Effetti - ndubbiamente grave il comportamento
della “spia infedele” che minaccia di diffondere a mezzo mondo (a suo dire, a
fin di bene) i dettagli del suo lavoro. Tuttavia, le implicazioni del datagate
vanno drasticamente ridimensionate. Negli anni Settanta, in America, fece
scalpore il fatto che, segretamente, alla Casa Bianca si registrassero (senza
che gli interlocutori lo sapessero) tutte le conversazioni del Presidente Nixon
(il quale intendeva utilizzare i nastri per una sua autobiografia).

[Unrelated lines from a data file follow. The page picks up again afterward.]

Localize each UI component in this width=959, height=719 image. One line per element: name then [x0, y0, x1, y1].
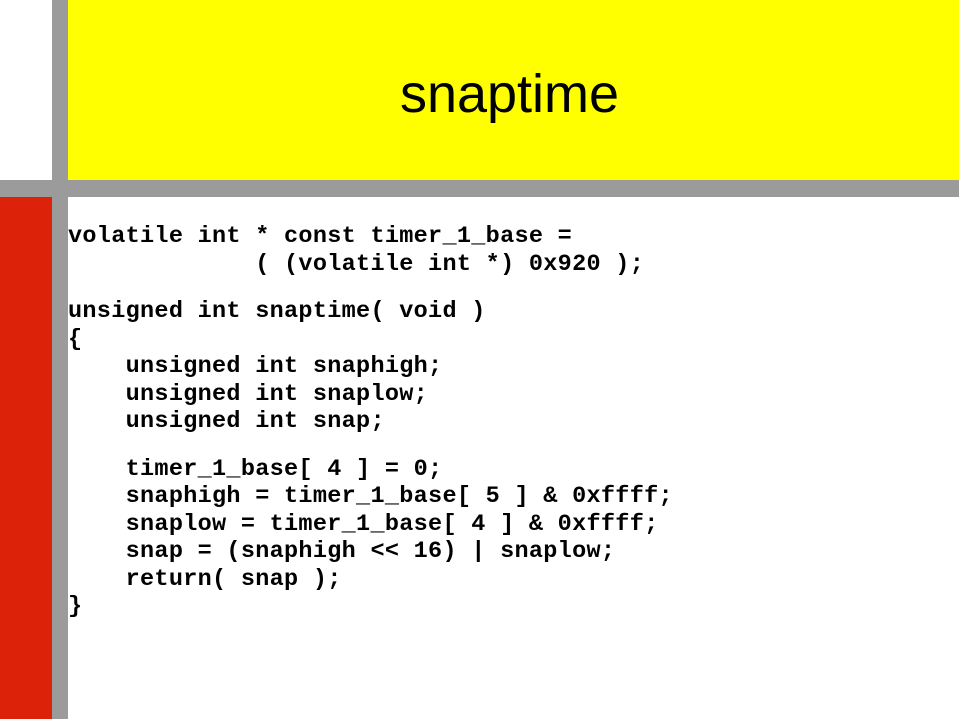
code-line: volatile int * const timer_1_base =: [68, 223, 573, 250]
vertical-gray-accent-bar: [52, 0, 68, 719]
horizontal-gray-accent-bar: [0, 180, 959, 197]
left-red-accent-bar: [0, 197, 52, 719]
code-line: ( (volatile int *) 0x920 );: [68, 250, 645, 278]
top-left-white-block: [0, 0, 52, 180]
code-line: unsigned int snaphigh;: [68, 353, 443, 380]
code-block: volatile int * const timer_1_base = ( (v…: [68, 197, 959, 719]
code-line: unsigned int snaptime( void ): [68, 298, 486, 325]
code-line: unsigned int snaplow;: [68, 380, 429, 408]
slide-title: snaptime: [399, 64, 620, 124]
code-line: snaplow = timer_1_base[ 4 ] & 0xffff;: [68, 510, 659, 538]
code-line: unsigned int snap;: [68, 408, 385, 435]
code-line: }: [68, 593, 83, 620]
code-line: snaphigh = timer_1_base[ 5 ] & 0xffff;: [68, 483, 673, 510]
code-line: timer_1_base[ 4 ] = 0;: [68, 455, 443, 483]
code-line: snap = (snaphigh << 16) | snaplow;: [68, 538, 616, 565]
code-line: return( snap );: [68, 565, 342, 593]
slide: snaptime volatile int * const timer_1_ba…: [0, 0, 959, 719]
code-line: {: [68, 325, 83, 353]
title-banner: snaptime: [68, 0, 959, 180]
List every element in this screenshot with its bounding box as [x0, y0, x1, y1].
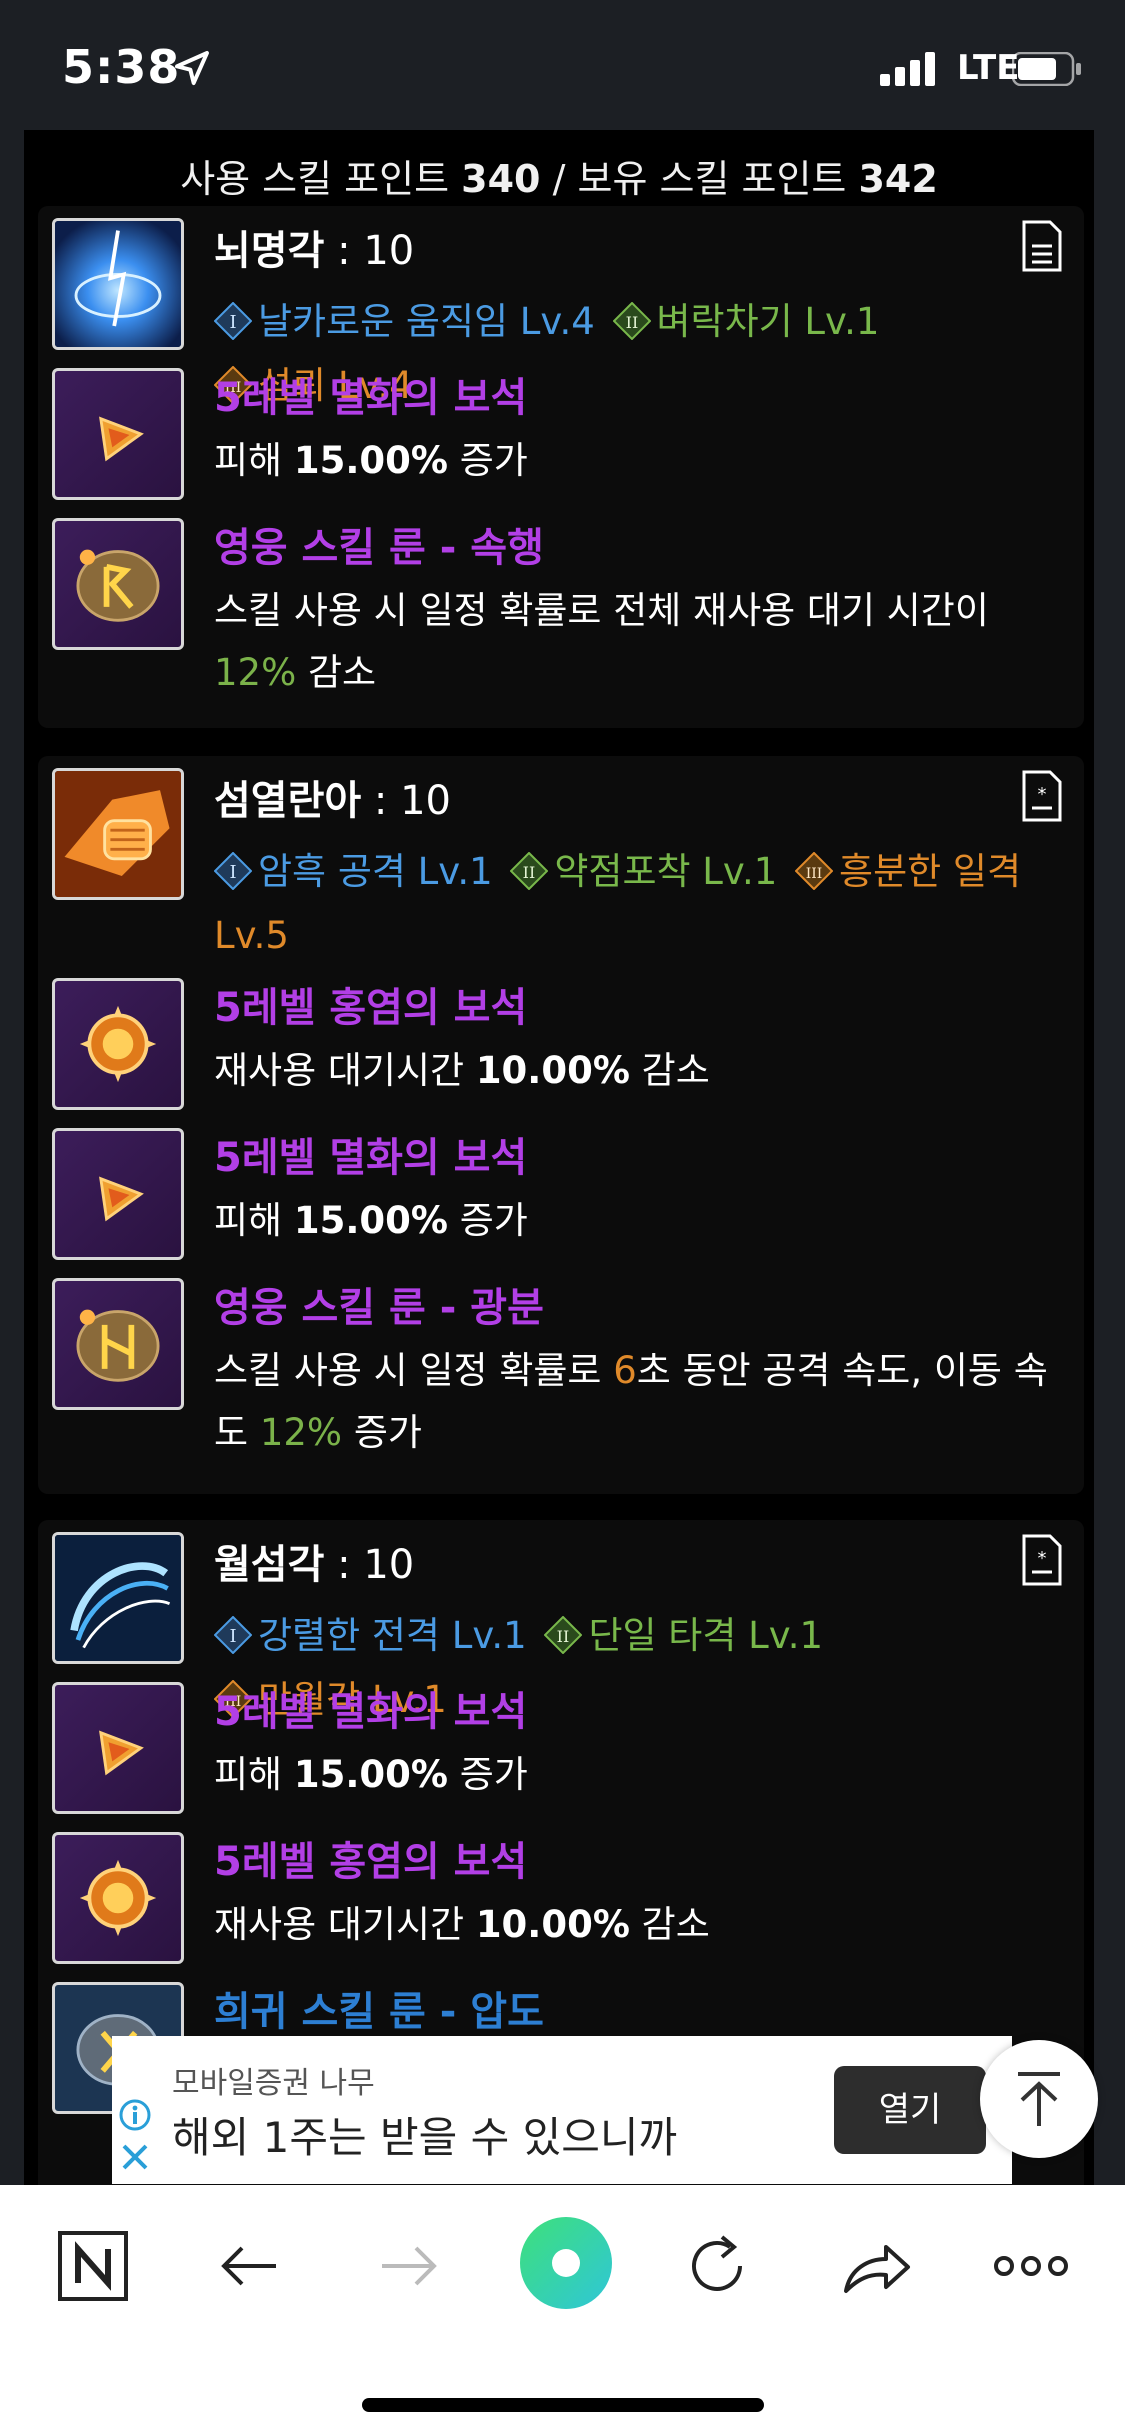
close-icon[interactable]	[118, 2140, 152, 2174]
skill-header: 월섬각 : 10 I 강렬한 전격 Lv.1 II 단일 타격 Lv.1 III 만월…	[52, 1532, 1072, 1721]
svg-text:II: II	[625, 313, 638, 332]
tripod-tier1: I 강렬한 전격 Lv.1	[214, 1614, 527, 1657]
gem-icon	[52, 978, 184, 1110]
tripod-list: I 암흑 공격 Lv.1 II 약점포착 Lv.1 III 흥분한 일격 Lv.5	[214, 840, 1072, 968]
skill-content[interactable]: 사용 스킬 포인트 340 / 보유 스킬 포인트 342 뇌명각 : 10 I…	[24, 130, 1094, 2185]
gem-description: 재사용 대기시간 10.00% 감소	[214, 1903, 710, 1946]
rune-icon	[52, 518, 184, 650]
gem-icon	[52, 1832, 184, 1964]
gem-item: 5레벨 멸화의 보석 피해 15.00% 증가	[52, 1128, 1072, 1268]
gem-icon	[52, 368, 184, 500]
rune-title: 영웅 스킬 룬 - 속행	[214, 525, 544, 571]
svg-text:I: I	[229, 862, 236, 883]
gem-title: 5레벨 멸화의 보석	[214, 375, 528, 421]
forward-arrow-icon[interactable]	[362, 2221, 452, 2311]
tripod-tier2: II 단일 타격 Lv.1	[544, 1614, 823, 1657]
ad-headline[interactable]: 해외 1주는 받을 수 있으니까	[172, 2104, 677, 2165]
ad-sponsor: 모바일증권 나무	[172, 2066, 375, 2101]
status-bar: 5:38 LTE	[0, 0, 1125, 130]
thunder-skill-icon	[52, 218, 184, 350]
gem-title: 5레벨 멸화의 보석	[214, 1689, 528, 1735]
naver-n-icon[interactable]	[48, 2221, 138, 2311]
network-label: LTE	[957, 48, 1020, 88]
skill-level: : 10	[361, 778, 452, 824]
tier-1-badge-icon: I	[214, 302, 252, 340]
tier-2-badge-icon: II	[544, 1616, 583, 1654]
skill-name: 섬열란아	[214, 778, 362, 824]
rune-item: 영웅 스킬 룬 - 속행 스킬 사용 시 일정 확률로 전체 재사용 대기 시간…	[52, 518, 1072, 708]
rune-item: 영웅 스킬 룬 - 광분 스킬 사용 시 일정 확률로 6초 동안 공격 속도,…	[52, 1278, 1072, 1478]
tripod-tier2: II 벼락차기 Lv.1	[612, 300, 879, 343]
gem-item: 5레벨 멸화의 보석 피해 15.00% 증가	[52, 368, 1072, 508]
skill-name: 뇌명각	[214, 228, 325, 274]
gem-item: 5레벨 멸화의 보석 피해 15.00% 증가	[52, 1682, 1072, 1822]
tripod-tier1: I 암흑 공격 Lv.1	[214, 850, 493, 893]
back-arrow-icon[interactable]	[206, 2221, 296, 2311]
tripod-tier2: II 약점포착 Lv.1	[510, 850, 777, 893]
gem-item: 5레벨 홍염의 보석 재사용 대기시간 10.00% 감소	[52, 978, 1072, 1118]
battery-icon	[1012, 52, 1081, 86]
skill-name: 월섬각	[214, 1542, 325, 1588]
green-orb-icon[interactable]	[518, 2215, 614, 2311]
rune-description: 스킬 사용 시 일정 확률로 6초 동안 공격 속도, 이동 속도 12% 증가	[214, 1349, 1048, 1454]
gem-icon	[52, 1128, 184, 1260]
scroll-to-top-button[interactable]	[980, 2040, 1098, 2158]
svg-text:I: I	[229, 1626, 236, 1647]
gem-item: 5레벨 홍염의 보석 재사용 대기시간 10.00% 감소	[52, 1832, 1072, 1972]
fist-skill-icon	[52, 768, 184, 900]
tier-2-badge-icon: II	[510, 852, 549, 890]
arrow-up-icon	[1018, 2072, 1060, 2126]
tripod-tier1: I 날카로운 움직임 Lv.4	[214, 300, 595, 343]
ad-banner[interactable]: 모바일증권 나무 해외 1주는 받을 수 있으니까 열기	[112, 2036, 1012, 2184]
gem-description: 재사용 대기시간 10.00% 감소	[214, 1049, 710, 1092]
rune-title: 영웅 스킬 룬 - 광분	[214, 1285, 544, 1331]
gem-description: 피해 15.00% 증가	[214, 1753, 528, 1796]
gem-description: 피해 15.00% 증가	[214, 439, 528, 482]
svg-text:III: III	[806, 866, 823, 882]
gem-title: 5레벨 홍염의 보석	[214, 985, 528, 1031]
gem-description: 피해 15.00% 증가	[214, 1199, 528, 1242]
tier-2-badge-icon: II	[612, 302, 651, 340]
status-time: 5:38	[62, 40, 181, 94]
skill-level: : 10	[324, 228, 415, 274]
gem-title: 5레벨 멸화의 보석	[214, 1135, 528, 1181]
rune-title: 희귀 스킬 룬 - 압도	[214, 1989, 544, 2035]
location-arrow-icon	[175, 51, 209, 85]
tier-1-badge-icon: I	[214, 852, 252, 890]
skill-header: 뇌명각 : 10 I 날카로운 움직임 Lv.4 II 벼락차기 Lv.1 III 섬…	[52, 218, 1072, 407]
more-icon[interactable]	[986, 2221, 1076, 2311]
skill-header: 섬열란아 : 10 I 암흑 공격 Lv.1 II 약점포착 Lv.1 III 흥분한…	[52, 768, 1072, 968]
refresh-icon[interactable]	[672, 2221, 762, 2311]
ad-open-button[interactable]: 열기	[834, 2066, 986, 2154]
share-icon[interactable]	[830, 2221, 920, 2311]
skill-card: 뇌명각 : 10 I 날카로운 움직임 Lv.4 II 벼락차기 Lv.1 III 섬…	[38, 206, 1084, 728]
gem-title: 5레벨 홍염의 보석	[214, 1839, 528, 1885]
home-indicator	[362, 2398, 764, 2412]
gem-icon	[52, 1682, 184, 1814]
rune-description: 스킬 사용 시 일정 확률로 전체 재사용 대기 시간이 12% 감소	[214, 589, 989, 694]
skill-level: : 10	[324, 1542, 415, 1588]
info-icon[interactable]	[118, 2098, 152, 2132]
moon-kick-skill-icon	[52, 1532, 184, 1664]
rune-icon	[52, 1278, 184, 1410]
tier-3-badge-icon: III	[795, 852, 834, 890]
svg-text:II: II	[557, 1627, 570, 1646]
signal-icon	[880, 52, 935, 86]
skill-card: * 섬열란아 : 10 I 암흑 공격 Lv.1 II 약점포착 Lv.1 III 흥…	[38, 756, 1084, 1494]
skill-points-summary: 사용 스킬 포인트 340 / 보유 스킬 포인트 342	[180, 157, 938, 201]
svg-text:II: II	[523, 863, 536, 882]
svg-text:I: I	[229, 312, 236, 333]
tier-1-badge-icon: I	[214, 1616, 252, 1654]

I nastri
diventarono elemento determinate del “caso Watergate” perché si pensava di
ottenere da essi la prova che Nixon era al corrente dell’incursione fraudolenta
negli uffici del comitato elettorale del suo avversario e che, quindi, avesse
mentito al Congresso degli Stati Uniti e al popolo americano.
Si trattava, in essenza, di poche
conversazioni. Oggi gli ascoltatori/spie vengono travolti da miriadi di
conversazioni e spezzoni di conversazioni. È molto difficile che sappiano
individuare quelle a loro utili ai fini del loro mandato. Molto più insidioso -
ma nessuno ne parla - lo spionaggio industriale, ben mirato alla ricerca di
innovazioni che possono essere brevettate. Le nuove tecnologie consentono non
solo un approccio di massa, ma soprattutto una migliore definizione di
obiettivi e traguardi.
Rimedi - A un problema tecnologico si
rimedia, in primo luogo, con strumenti tecnologici. Chi tratta di questioni
delicate dovrebbe conversare con i propri interlocutori al riparo di filtri e
schermi. I ficcanaso si stancherebbero di ascoltare liti di condominio,
questioni di letto e simili. Necessari, poi, sia un maggiore e migliore
addestramento dei “servizi”, sia una più attenta vigilanza degli organi
(politici, giudiziari, parlamentari) sui loro obiettivi e strumenti. Non
risolverebbero il problema, ma ne ridurrebbero l’entità.